CHAPTER XXIV

RUMOR

Have you ever noticed how a lie spreads and grows as it flies along? What a pity it is that the truth does not increase in the same proportion!

“Pray be seated, madame,” said Madame Clementine. “I am delighted to be honored by a visit from so distinguished a lady. Certainly I know your name well, everyone interested in the cause of womanhood knows the name of Mrs. Alfred Whittaker.”

Regina smiled and bowed.
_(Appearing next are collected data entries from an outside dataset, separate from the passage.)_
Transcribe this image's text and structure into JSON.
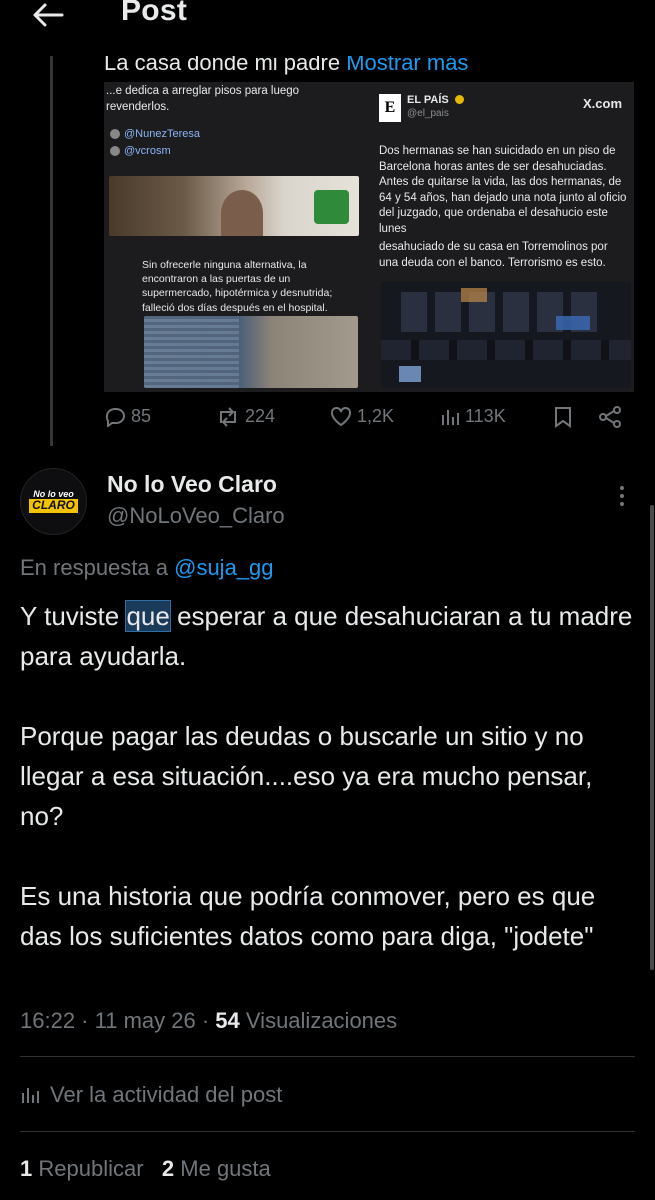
{
  "header": {
    "title": "Post"
  },
  "quoted": {
    "text": "La casa donde mi padre",
    "more": "Mostrar más",
    "embed": {
      "left_top": "...e dedica a arreglar pisos para luego revenderlos.",
      "handle1": "@NunezTeresa",
      "handle2": "@vcrosm",
      "left_caption": "Sin ofrecerle ninguna alternativa, la encontraron a las puertas de un supermercado, hipotérmica y desnutrida; falleció dos días después en el hospital.",
      "source_name": "EL PAÍS",
      "source_handle": "@el_pais",
      "source_site": "X.com",
      "right_text": "Dos hermanas se han suicidado en un piso de Barcelona horas antes de ser desahuciadas. Antes de quitarse la vida, las dos hermanas, de 64 y 54 años, han dejado una nota junto al oficio del juzgado, que ordenaba el desahucio este lunes",
      "right_text2": "desahuciado de su casa en Torremolinos por una deuda con el banco. Terrorismo es esto."
    },
    "actions": {
      "replies": "85",
      "reposts": "224",
      "likes": "1,2K",
      "views": "113K"
    }
  },
  "reply": {
    "avatar_line1": "No lo veo",
    "avatar_line2": "CLARO",
    "name": "No lo Veo Claro",
    "handle": "@NoLoVeo_Claro",
    "reply_prefix": "En respuesta a",
    "reply_handle": "@suja_gg",
    "body": {
      "p1_before": "Y tuviste ",
      "p1_highlight": "que",
      "p1_after": " esperar a que desahuciaran a tu madre para ayudarla.",
      "p2": "Porque pagar las deudas o buscarle un sitio y no llegar a esa situación....eso ya era mucho pensar, no?",
      "p3": "Es una historia que podría conmover, pero es que das los suficientes datos como para diga, \"jodete\""
    },
    "time": "16:22",
    "date": "11 may 26",
    "views_count": "54",
    "views_label": "Visualizaciones",
    "activity_label": "Ver la actividad del post",
    "reposts_count": "1",
    "reposts_label": "Republicar",
    "likes_count": "2",
    "likes_label": "Me gusta"
  }
}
She was well accustomed to this kind of flattery, but it had never lost its charm for her, and now, after all those years, she accepted it at its face value.
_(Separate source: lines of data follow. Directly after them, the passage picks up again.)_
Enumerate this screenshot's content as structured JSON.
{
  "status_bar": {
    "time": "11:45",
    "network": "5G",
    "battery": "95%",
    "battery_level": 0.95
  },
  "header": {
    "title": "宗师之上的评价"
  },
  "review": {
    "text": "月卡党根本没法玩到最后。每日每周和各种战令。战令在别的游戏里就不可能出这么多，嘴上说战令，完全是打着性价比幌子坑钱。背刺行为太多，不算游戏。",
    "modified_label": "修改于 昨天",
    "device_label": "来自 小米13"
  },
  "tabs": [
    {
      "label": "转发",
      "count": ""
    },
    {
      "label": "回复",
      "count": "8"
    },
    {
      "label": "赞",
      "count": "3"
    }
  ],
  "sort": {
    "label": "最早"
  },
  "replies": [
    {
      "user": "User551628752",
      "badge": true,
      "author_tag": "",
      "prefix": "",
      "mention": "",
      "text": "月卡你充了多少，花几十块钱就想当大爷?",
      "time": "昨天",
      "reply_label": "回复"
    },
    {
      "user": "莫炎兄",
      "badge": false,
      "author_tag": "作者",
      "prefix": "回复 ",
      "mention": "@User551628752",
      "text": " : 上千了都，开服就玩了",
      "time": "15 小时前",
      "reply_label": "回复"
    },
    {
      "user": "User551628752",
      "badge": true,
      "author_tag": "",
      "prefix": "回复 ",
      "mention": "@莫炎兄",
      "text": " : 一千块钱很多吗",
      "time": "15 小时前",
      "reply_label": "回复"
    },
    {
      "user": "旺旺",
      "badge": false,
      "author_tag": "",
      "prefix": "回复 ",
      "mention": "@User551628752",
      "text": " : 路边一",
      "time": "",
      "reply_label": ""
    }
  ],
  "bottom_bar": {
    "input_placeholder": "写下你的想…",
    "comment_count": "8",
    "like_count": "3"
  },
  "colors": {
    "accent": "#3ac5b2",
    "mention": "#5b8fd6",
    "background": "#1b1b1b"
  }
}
“Mademoiselle Gabrielle,” called Madame Clementine.

Mais oui, Madame,” answered a voice from another room, and immediately a little French girl came running in.

“Now, mademoiselle, here is a very distinguished lady—This is my right hand,” said Madame Clementine, turning to Regina. “Now, something very chic. Yes, look Mrs. Whittaker well over. You see, Gabrielle looks from this point and from that point, she takes in the whole. It is not with us to sell any hat that comes first, but to sell madame a hat that will always give madame satisfaction when she looks in the glass.”

“Mrs. Whittaker has not been very pleased with her milliner heretofore,” said Madame Florence.

“Ah madame, now you will never go anywhere else. My clients never leave me, because I believe in what you English call ‘the personal note.’ We have models—oh yes, that is absolutely necessary, because we have ladies who come in and say, ‘I want a hat, I want to wear it now,’ and they pay for it and go away. Well, we must supply their needs, but, when we have regular clients, we like to have a day or two of notice, to see the dress madame is wearing, the mood madame is in, and her state of health, then we make a toque that is madame’s toque, not a toque that you will meet three times between this and Oxford Street.”